Orhan Pamuk, bu eserinde bizi bir kasabada liseli bir gencin yaşadığı sarsıcı bir aşk hikayesiyle, büyük bir insani suçun peşinden sürüklüyor.
1980’lerin ortasında geleneksek usulle kuyu kazan Mahmut usta ile çırağı Cem, zor bir arazide su ararken, kasabanın hemen dışındaki sarı çadırda esrarengiz bir tiyatrocu kadın (Kırmızı saçlı kadın) her gece eski masal ve hikayeleri yeniden anlatmaktadır. Roman, bir yandan genç kahramanın aşk, kıskançlık, sorumluluk ve özgürlük duygularıyla derinden tanışmasını anlatırken diğer yandan medeniyetler üzerinden babalar ve oğullar; “otoriterlik” ve birey olma konularını tartışıyor.
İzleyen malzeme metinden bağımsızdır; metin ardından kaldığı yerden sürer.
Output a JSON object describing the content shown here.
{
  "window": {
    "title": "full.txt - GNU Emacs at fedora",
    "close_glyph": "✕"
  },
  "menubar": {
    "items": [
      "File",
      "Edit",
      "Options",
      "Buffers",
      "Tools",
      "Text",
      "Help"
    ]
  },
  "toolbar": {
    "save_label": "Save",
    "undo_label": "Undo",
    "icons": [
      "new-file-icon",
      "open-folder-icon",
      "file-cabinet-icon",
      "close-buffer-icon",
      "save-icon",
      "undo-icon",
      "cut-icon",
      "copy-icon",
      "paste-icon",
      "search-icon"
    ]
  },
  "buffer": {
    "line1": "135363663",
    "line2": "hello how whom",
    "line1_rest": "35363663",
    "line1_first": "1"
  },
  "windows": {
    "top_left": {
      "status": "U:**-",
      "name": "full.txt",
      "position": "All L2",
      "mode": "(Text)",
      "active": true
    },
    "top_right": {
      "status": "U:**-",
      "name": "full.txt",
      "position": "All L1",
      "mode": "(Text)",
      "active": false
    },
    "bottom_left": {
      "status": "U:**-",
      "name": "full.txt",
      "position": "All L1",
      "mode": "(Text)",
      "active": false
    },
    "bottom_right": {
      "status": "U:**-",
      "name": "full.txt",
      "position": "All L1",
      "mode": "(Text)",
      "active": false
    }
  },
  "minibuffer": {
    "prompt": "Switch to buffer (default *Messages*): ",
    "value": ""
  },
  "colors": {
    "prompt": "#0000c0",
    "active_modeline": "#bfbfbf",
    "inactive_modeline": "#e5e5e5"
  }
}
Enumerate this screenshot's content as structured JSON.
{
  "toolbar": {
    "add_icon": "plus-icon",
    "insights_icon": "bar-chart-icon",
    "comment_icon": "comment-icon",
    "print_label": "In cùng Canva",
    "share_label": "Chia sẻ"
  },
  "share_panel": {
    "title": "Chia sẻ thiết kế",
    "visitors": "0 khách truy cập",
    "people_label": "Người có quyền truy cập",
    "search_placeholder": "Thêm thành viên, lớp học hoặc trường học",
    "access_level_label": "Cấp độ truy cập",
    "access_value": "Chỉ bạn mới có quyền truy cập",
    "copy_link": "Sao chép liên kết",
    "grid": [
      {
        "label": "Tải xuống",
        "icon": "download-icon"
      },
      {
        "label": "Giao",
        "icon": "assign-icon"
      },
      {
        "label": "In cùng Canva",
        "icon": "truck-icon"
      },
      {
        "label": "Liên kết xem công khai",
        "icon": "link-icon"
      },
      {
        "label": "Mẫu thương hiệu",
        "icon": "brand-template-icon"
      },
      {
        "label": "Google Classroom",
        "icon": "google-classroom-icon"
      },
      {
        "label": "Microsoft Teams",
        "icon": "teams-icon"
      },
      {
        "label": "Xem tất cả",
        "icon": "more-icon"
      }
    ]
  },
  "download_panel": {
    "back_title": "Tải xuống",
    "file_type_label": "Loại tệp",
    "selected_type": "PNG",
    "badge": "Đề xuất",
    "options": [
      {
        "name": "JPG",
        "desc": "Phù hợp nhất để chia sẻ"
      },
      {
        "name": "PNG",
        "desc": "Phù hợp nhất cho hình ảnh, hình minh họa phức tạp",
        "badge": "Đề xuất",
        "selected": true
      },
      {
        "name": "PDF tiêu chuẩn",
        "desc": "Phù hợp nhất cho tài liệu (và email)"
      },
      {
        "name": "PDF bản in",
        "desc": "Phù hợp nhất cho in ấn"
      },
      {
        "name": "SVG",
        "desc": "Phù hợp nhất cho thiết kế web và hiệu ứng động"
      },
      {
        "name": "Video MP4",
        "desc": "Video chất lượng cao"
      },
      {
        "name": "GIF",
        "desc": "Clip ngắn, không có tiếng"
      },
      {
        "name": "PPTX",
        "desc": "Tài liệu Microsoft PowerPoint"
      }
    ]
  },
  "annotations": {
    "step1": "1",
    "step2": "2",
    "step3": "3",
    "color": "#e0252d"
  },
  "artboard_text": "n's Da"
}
Eserin içinde bazı efsanelerle birlikte işlenişi ve efsanelerin gerçek hayatta karşımıza çıkışı anlatılıyor genel olarak. İnsanın kaçtığı, korktuğu şey hep yanıbaşında bitiveriyor, biz onları bastırmaya çalıştıkça büyüyor. Yer yer duygulanıp, bazen sinir olup bazen de şaşırıp kalabilirsiniz. Diline gelecek olursak, akıcı ve anlaşılır bir dili var kitabın.